IT security fears stifling business innovation
Commissioned by RSA, an IDC survey of nearly 200 top business executives and security professionals showed that the majority of organizations believe creating an environment ideal for innovation is critical to staying ahead of the competition. However, survey respondents revealed that in spite of their best intentions, IT security risk is impeding business innovation. In fact, 80 percent of those surveyed, admitted that their organizations have backed away from new innovation opportunities because of information security concerns.
IDC also found that although 80 percent of CEOs believe their security teams are being held formally accountable for their contributions to business growth and innovation, only 44 percent of security leaders believe they are being measured on their contributions to innovation. This finding points to a surprising lack of alignment between the expectations of C-level management and the priorities of security professionals.

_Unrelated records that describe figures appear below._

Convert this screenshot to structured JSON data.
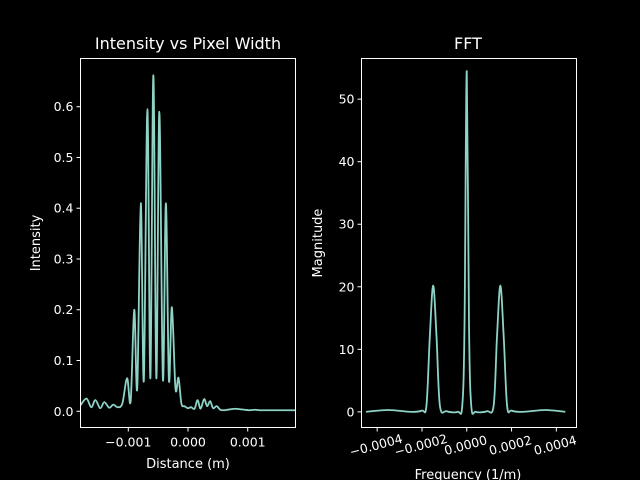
{
  "chart_data": [
    {
      "type": "line",
      "title": "Intensity vs Pixel Width",
      "xlabel": "Distance (m)",
      "ylabel": "Intensity",
      "xlim": [
        -0.0018,
        0.0018
      ],
      "ylim": [
        -0.032,
        0.695
      ],
      "xticks": [
        -0.001,
        0.0,
        0.001
      ],
      "xtick_labels": [
        "−0.001",
        "0.000",
        "0.001"
      ],
      "yticks": [
        0.0,
        0.1,
        0.2,
        0.3,
        0.4,
        0.5,
        0.6
      ],
      "ytick_labels": [
        "0.0",
        "0.1",
        "0.2",
        "0.3",
        "0.4",
        "0.5",
        "0.6"
      ],
      "grid": false,
      "line_color": "#8dd3c7",
      "series": [
        {
          "x": [
            -0.0018,
            -0.0017,
            -0.00162,
            -0.00155,
            -0.00147,
            -0.0014,
            -0.00132,
            -0.00125,
            -0.00118,
            -0.0011,
            -0.00102,
            -0.00096,
            -0.0009,
            -0.00085,
            -0.00079,
            -0.00074,
            -0.00068,
            -0.00063,
            -0.00058,
            -0.00053,
            -0.00048,
            -0.00042,
            -0.00037,
            -0.00032,
            -0.00027,
            -0.00021,
            -0.00016,
            -0.00011,
            -6e-05,
            0.0,
            5e-05,
            0.00011,
            0.00016,
            0.00021,
            0.00027,
            0.00032,
            0.00037,
            0.00042,
            0.00048,
            0.00054,
            0.0006,
            0.00066,
            0.00072,
            0.00079,
            0.00087,
            0.00095,
            0.00103,
            0.00112,
            0.0012,
            0.00128,
            0.00136,
            0.00144,
            0.00152,
            0.0016,
            0.0017,
            0.0018
          ],
          "y": [
            0.012,
            0.025,
            0.008,
            0.022,
            0.006,
            0.018,
            0.007,
            0.013,
            0.008,
            0.015,
            0.065,
            0.02,
            0.2,
            0.045,
            0.41,
            0.06,
            0.595,
            0.065,
            0.662,
            0.065,
            0.59,
            0.062,
            0.41,
            0.062,
            0.205,
            0.045,
            0.066,
            0.015,
            0.01,
            0.006,
            0.008,
            0.005,
            0.022,
            0.005,
            0.024,
            0.01,
            0.02,
            0.006,
            0.01,
            0.003,
            0.002,
            0.003,
            0.004,
            0.005,
            0.004,
            0.003,
            0.002,
            0.003,
            0.002,
            0.002,
            0.002,
            0.002,
            0.002,
            0.002,
            0.002,
            0.002
          ]
        }
      ]
    },
    {
      "type": "line",
      "title": "FFT",
      "xlabel": "Frequency (1/m)",
      "ylabel": "Magnitude",
      "xlim": [
        -0.00047,
        0.00049
      ],
      "ylim": [
        -2.5,
        56.5
      ],
      "xticks": [
        -0.0004,
        -0.0002,
        0.0,
        0.0002,
        0.0004
      ],
      "xtick_labels": [
        "−0.0004",
        "−0.0002",
        "0.0000",
        "0.0002",
        "0.0004"
      ],
      "yticks": [
        0,
        10,
        20,
        30,
        40,
        50
      ],
      "ytick_labels": [
        "0",
        "10",
        "20",
        "30",
        "40",
        "50"
      ],
      "xtick_rotation": -15,
      "grid": false,
      "line_color": "#8dd3c7",
      "series": [
        {
          "x": [
            -0.00045,
            -0.00035,
            -0.00025,
            -0.0002,
            -0.00018,
            -0.000165,
            -0.00015,
            -0.000135,
            -0.00012,
            -9e-05,
            -4e-05,
            -2e-05,
            -1e-05,
            0.0,
            1e-05,
            2e-05,
            4e-05,
            9e-05,
            0.00012,
            0.000135,
            0.00015,
            0.000165,
            0.00018,
            0.0002,
            0.00025,
            0.00035,
            0.00044
          ],
          "y": [
            0.0,
            0.3,
            0.0,
            0.2,
            1.0,
            12.0,
            20.2,
            12.0,
            1.0,
            0.1,
            0.0,
            1.0,
            14.0,
            54.5,
            14.0,
            1.0,
            0.0,
            0.1,
            1.0,
            12.0,
            20.2,
            12.0,
            1.0,
            0.2,
            0.0,
            0.3,
            0.0
          ]
        }
      ]
    }
  ]
}
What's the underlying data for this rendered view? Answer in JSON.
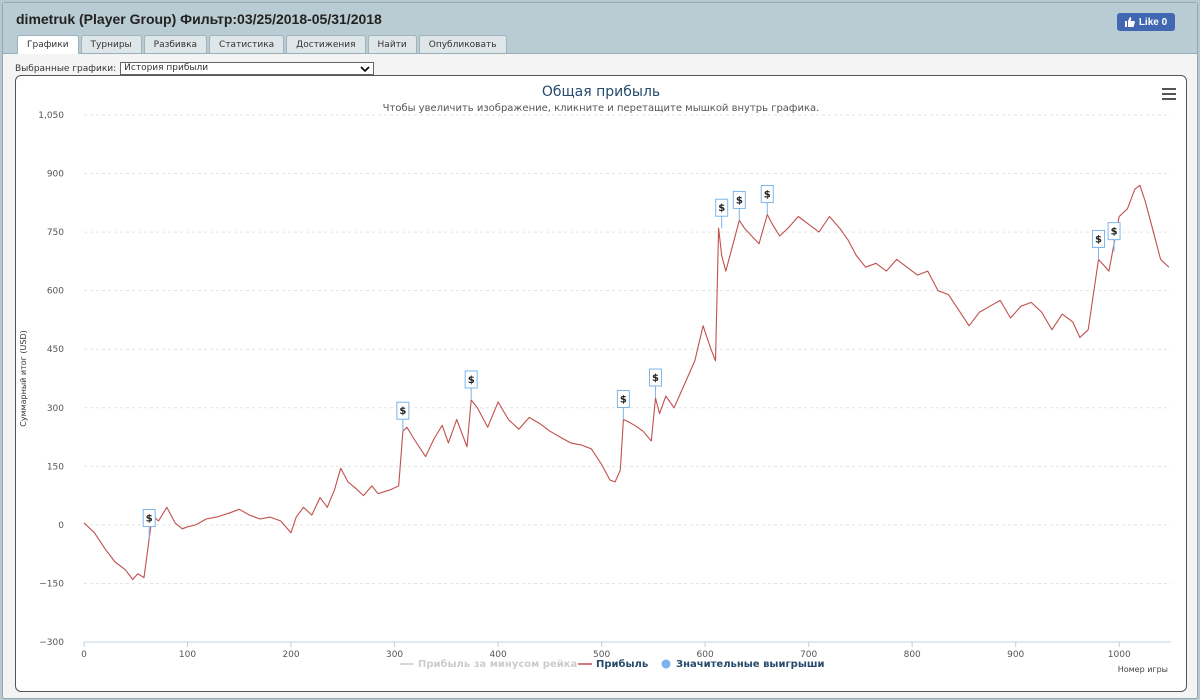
{
  "window": {
    "title": "dimetruk (Player Group) Фильтр:03/25/2018-05/31/2018"
  },
  "facebook": {
    "label": "Like 0"
  },
  "tabs": [
    {
      "label": "Графики",
      "active": true
    },
    {
      "label": "Турниры"
    },
    {
      "label": "Разбивка"
    },
    {
      "label": "Статистика"
    },
    {
      "label": "Достижения"
    },
    {
      "label": "Найти"
    },
    {
      "label": "Опубликовать"
    }
  ],
  "filter": {
    "label": "Выбранные графики:",
    "selected": "История прибыли"
  },
  "chart_data": {
    "type": "line",
    "title": "Общая прибыль",
    "subtitle": "Чтобы увеличить изображение, кликните и перетащите мышкой внутрь графика.",
    "xlabel": "Номер игры",
    "ylabel": "Суммарный итог (USD)",
    "xlim": [
      0,
      1050
    ],
    "ylim": [
      -300,
      1050
    ],
    "x_ticks": [
      0,
      100,
      200,
      300,
      400,
      500,
      600,
      700,
      800,
      900,
      1000
    ],
    "y_ticks": [
      -300,
      -150,
      0,
      150,
      300,
      450,
      600,
      750,
      900,
      1050
    ],
    "y_tick_labels": [
      "−300",
      "−150",
      "0",
      "150",
      "300",
      "450",
      "600",
      "750",
      "900",
      "1,050"
    ],
    "grid": "horizontal dashed",
    "legend_position": "bottom-center",
    "series": [
      {
        "name": "Прибыль за минусом рейка",
        "color": "#cccccc",
        "visible": false,
        "x": [],
        "y": []
      },
      {
        "name": "Прибыль",
        "color": "#c0504d",
        "x": [
          0,
          10,
          20,
          30,
          40,
          47,
          52,
          58,
          63,
          66,
          72,
          80,
          88,
          95,
          100,
          108,
          118,
          128,
          140,
          150,
          160,
          170,
          180,
          190,
          200,
          205,
          212,
          220,
          228,
          235,
          242,
          248,
          255,
          262,
          270,
          278,
          284,
          290,
          296,
          304,
          308,
          312,
          320,
          330,
          338,
          346,
          352,
          360,
          370,
          374,
          380,
          390,
          400,
          410,
          420,
          430,
          440,
          450,
          460,
          470,
          480,
          490,
          500,
          508,
          513,
          518,
          521,
          525,
          532,
          540,
          548,
          552,
          556,
          562,
          570,
          580,
          590,
          598,
          605,
          610,
          613,
          616,
          620,
          627,
          633,
          638,
          645,
          652,
          660,
          665,
          672,
          680,
          690,
          700,
          710,
          720,
          730,
          738,
          746,
          755,
          765,
          775,
          785,
          795,
          805,
          815,
          825,
          835,
          845,
          855,
          865,
          875,
          885,
          895,
          905,
          915,
          925,
          935,
          945,
          955,
          962,
          970,
          980,
          990,
          1000,
          1008,
          1015,
          1020,
          1025,
          1032,
          1040,
          1048
        ],
        "y": [
          5,
          -20,
          -60,
          -95,
          -115,
          -140,
          -125,
          -135,
          -35,
          25,
          10,
          45,
          5,
          -10,
          -5,
          0,
          15,
          20,
          30,
          40,
          25,
          15,
          20,
          10,
          -20,
          20,
          45,
          25,
          70,
          45,
          90,
          145,
          110,
          95,
          75,
          100,
          80,
          85,
          90,
          100,
          240,
          250,
          215,
          175,
          220,
          255,
          210,
          270,
          200,
          320,
          300,
          250,
          315,
          270,
          245,
          275,
          260,
          240,
          225,
          210,
          205,
          195,
          155,
          115,
          110,
          140,
          270,
          265,
          255,
          240,
          215,
          325,
          285,
          330,
          300,
          360,
          420,
          510,
          455,
          420,
          760,
          690,
          650,
          720,
          780,
          760,
          740,
          720,
          795,
          770,
          740,
          760,
          790,
          770,
          750,
          790,
          760,
          730,
          690,
          660,
          670,
          650,
          680,
          660,
          640,
          650,
          600,
          590,
          550,
          510,
          545,
          560,
          575,
          530,
          560,
          570,
          545,
          500,
          540,
          520,
          480,
          500,
          680,
          650,
          790,
          810,
          860,
          870,
          830,
          760,
          680,
          660
        ]
      }
    ],
    "big_wins": {
      "name": "Значительные выигрыши",
      "color": "#7cb5ec",
      "marker_label": "$",
      "x": [
        63,
        308,
        374,
        521,
        552,
        616,
        633,
        660,
        980,
        995
      ],
      "y": [
        -35,
        240,
        320,
        270,
        325,
        760,
        780,
        795,
        680,
        700
      ]
    }
  }
}
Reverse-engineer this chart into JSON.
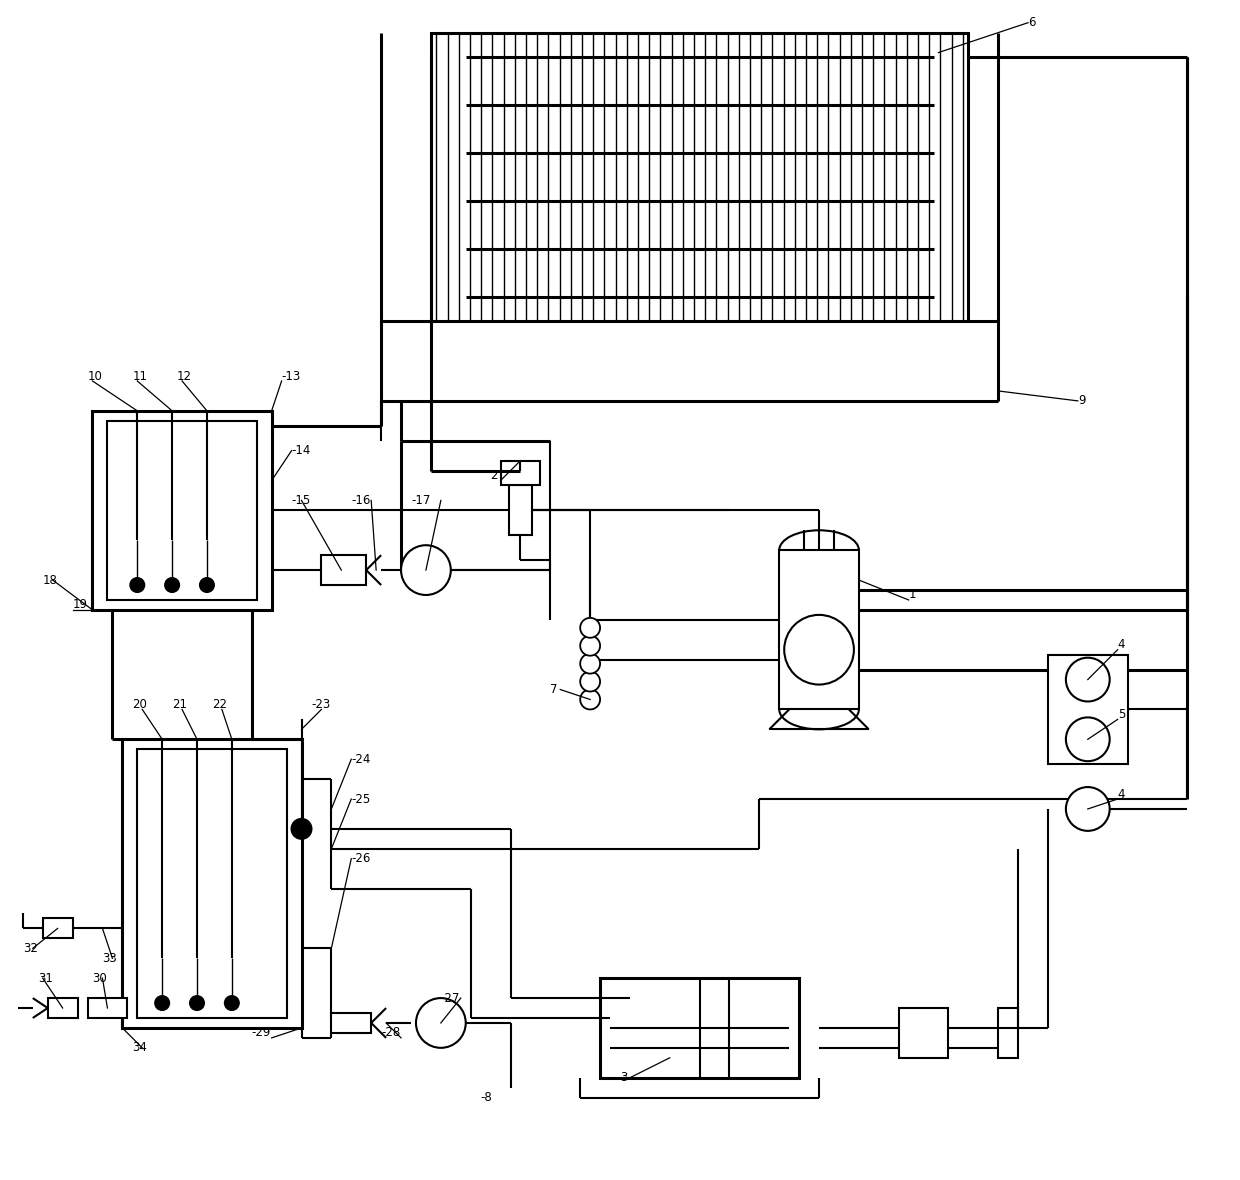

While the need to link IT security strategies directly to business goals is a widely-recognized imperative, only 21 percent of respondents believe their organizations have successfully made the transition to an approach that is proactive and business-aligned, and enables rather than impedes innovation.
RSA also today released the latest report from the Security for Business Innovation Council, which is comprised of 10 of the top minds in information security from some of the largest companies in the world. This report explores why legacy methods of evaluating information security risk don’t work in today’s connected world, in which any new business innovation inherently carries some level of risk to information.
In this landscape, the security focus must move from solely mitigating risk to also maximizing business reward. Based on the collective best practices of these leading security executives, the report offers a blueprint for making risk/reward calculations that help drive business value, and ensure they are executed and governed for enterprise success.
As a critical starting point, the Council report recommends some key shifts in organizational thinking and behavior including:
1. Move the security team’s focus from “Information Security” to “Information Risk Management” to signal that the goal is to achieve an acceptable level of risk;
2. Use a cross-organizational approach to understand and formalize the enterprise’s risk appetite;
3. Build a risk assumption model to delineate where and with whom risk decision responsibilities lie; and
4. Create a repeatable, step by step process, for making risk/reward calculations for new business initiatives and ensure it is rolled out across the organization.